Operation Backlog Completion 2025
Oct 062025
 

Not to be confused with Corpse Party (although the name did throw me for a loop the first few times I saw it), Corpse Factory is a visual novel I’ve been curious about ever since it came out.

It recently had a good sale on the eShop, so I picked it up to play this October.

Corpse Factory is about a mysterious website where it’s claimed you can submit someone’s picture and phone number to request their death, and not only will they die, but they’ll also receive a photo of their corpse first.

That sets up what sounds like an eerie urban legend with the hint of something supernatural at work… but that’s not really the sort of game this is. After the prologue, which sets up the concept, the game switches to the viewpoint of Noriko, the woman running the site, and we learn she uses incredibly realistic photo manipulation to create the corpse photos in the hopes of shocking/scaring the target into suicide.

It’s clear pretty quickly that Noriko is… somewhat unbalanced. Her viewpoint, her visceral glee at the thought of indirectly causing people’s deaths, and her occasional breakdowns create an unsettling and often macabre atmosphere.

I also absolutely love the eerie song used for the intro.

Eventually, she realizes she’ll need help if she wants this to be as successful as possible, and so she forms a team with a couple other characters willing to assist her questionable operation.

For quite a while, Corpse Factory has an intense atmosphere due to following characters whose goals are so disturbing, with a persistent sense that things could come crumbling down at any moment.
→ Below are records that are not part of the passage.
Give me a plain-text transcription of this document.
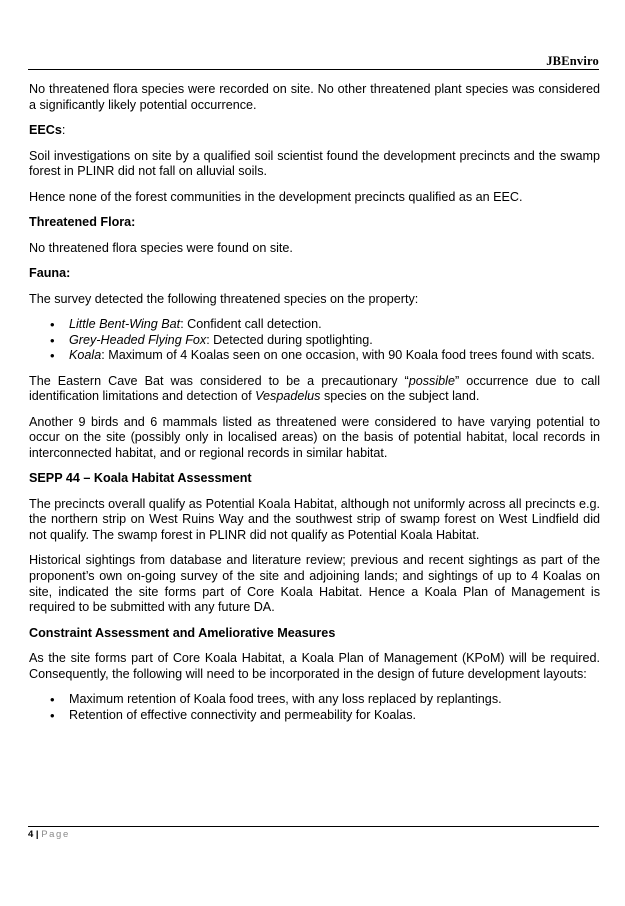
JBEnviro

No threatened flora species were recorded on site. No other threatened plant species was considered a significantly likely potential occurrence.

EECs:

Soil investigations on site by a qualified soil scientist found the development precincts and the swamp forest in PLINR did not fall on alluvial soils.

Hence none of the forest communities in the development precincts qualified as an EEC.

Threatened Flora:

No threatened flora species were found on site.

Fauna:

The survey detected the following threatened species on the property:

• Little Bent-Wing Bat: Confident call detection.
• Grey-Headed Flying Fox: Detected during spotlighting.
• Koala: Maximum of 4 Koalas seen on one occasion, with 90 Koala food trees found with scats.

The Eastern Cave Bat was considered to be a precautionary “possible” occurrence due to call identification limitations and detection of Vespadelus species on the subject land.

Another 9 birds and 6 mammals listed as threatened were considered to have varying potential to occur on the site (possibly only in localised areas) on the basis of potential habitat, local records in interconnected habitat, and or regional records in similar habitat.

SEPP 44 – Koala Habitat Assessment

The precincts overall qualify as Potential Koala Habitat, although not uniformly across all precincts e.g. the northern strip on West Ruins Way and the southwest strip of swamp forest on West Lindfield did not qualify. The swamp forest in PLINR did not qualify as Potential Koala Habitat.

Historical sightings from database and literature review; previous and recent sightings as part of the proponent’s own on-going survey of the site and adjoining lands; and sightings of up to 4 Koalas on site, indicated the site forms part of Core Koala Habitat. Hence a Koala Plan of Management is required to be submitted with any future DA.

Constraint Assessment and Ameliorative Measures

As the site forms part of Core Koala Habitat, a Koala Plan of Management (KPoM) will be required. Consequently, the following will need to be incorporated in the design of future development layouts:

• Maximum retention of Koala food trees, with any loss replaced by replantings.
• Retention of effective connectivity and permeability for Koalas.
4 | Page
Unfortunately, in the later parts of the story, it doesn’t hold up as well. Some plot points feel a bit too contrived, and some twists seem almost like they were added to solely be a twist, without enough care taken to make sure they fit with everything else.

Click for major Corpse Factory spoilers
Aoi being behind Corpse Girl’s successes just felt weird. It’s an interesting twist that Noriko was just delusional about her success even back then, but it takes something away from those early parts of the story. And if she and the Human Removal Service are basically just hitmen, how do they stay undetected for so long?

In general, the early parts have a sense of paranoia that Noriko will slip up and bring the police down on her head, but in later parts it seems like they can do just about anything without the police figuring it out. How did Junpei steal all the corpses from the morgue without it leading to a huge investigation? For that matter, once Noriko & co started leaving the corpses at the scenes, how did the police not determine the identity of any of those bodies and trace them back to the morgue?

Speaking of bodies not being tracked down, how did Kojiro drag his girlfriend’s body through the street back to his apartment with numerous witnesses seeing them, and yet no one ever investigated what happened to her body?

And speaking of Kojiro… I liked the epilogue twist that he was Nobel Sinclair, but making him the leader of HRS felt unnecessary and confusing. It doesn’t make sense that he was their leader during the main events of the game, so if this is a recent development, who was in charge before?

(Despite those criticisms, I liked Kojiro quite a bit… even if I felt the story started to fall apart a bit in the second act, I enjoyed getting his point of view.)

While I have some criticisms with how the later parts of the story turned out, I did enjoy the journey there. It’s worth playing for the early parts of the story and the characters, if nothing else. Three choices during the game determine which ending you get, although I was able to watch all the endings from the menu after I finished.

In short, Corpse Factory falls apart a bit in the latter half of the game, but it’s an eerie visual novel worth checking out nevertheless.

  11 Responses to “Celebrating All Things Spooky: Corpse Factory”

  1. Hmmm, I wasn’t expecting it to be a game where you basically play the role of the “supernatural” killer, quite a different take on the genre! Shame the ending didn’t hold up. I’ll avoid clicking the spoiler tag in case I try this game someday.

    • Yeah, I was surprised when that was the focus of the game. Still, it does make more sense with the title “Corpse Factory,” that it comes from the perspective of how these corpses are “made.”

      • I assume the game has nothing to do with Corpse Party, just because it has Corpse in the name? Though I suppose Corpse Factory makes more sense for this game, since I don’t get the vibe Corpse Party is about having a party with the corposes 😛

      • Reminds me of Corpse Party actually, at least the title. Probably due to the prominence of Corpse. I did try that one, but didn’t get very far… though I wonder if Corpse Factory fits the game style better for this one than Corpse Party did for the other, since there wasn’t exactly a party 😛

  2. Right when i saw this, I was like wait is this a Corpse Party game?? Then I started reading your article :P…..

    This sounds like an interesting twist on Death Note or something, but sounds …maybe…slightly more disturbing

    • Death Note is actually supernatural, isn’t it? (I’m only familiar with it in passing.) This would be like that sort of premise if there was nothing supernatural involved, just twisted people and mind games.

      • Yeah it totally is I guess you’re right.
        But I see ya, a purely psychological thing could be even more unsettling!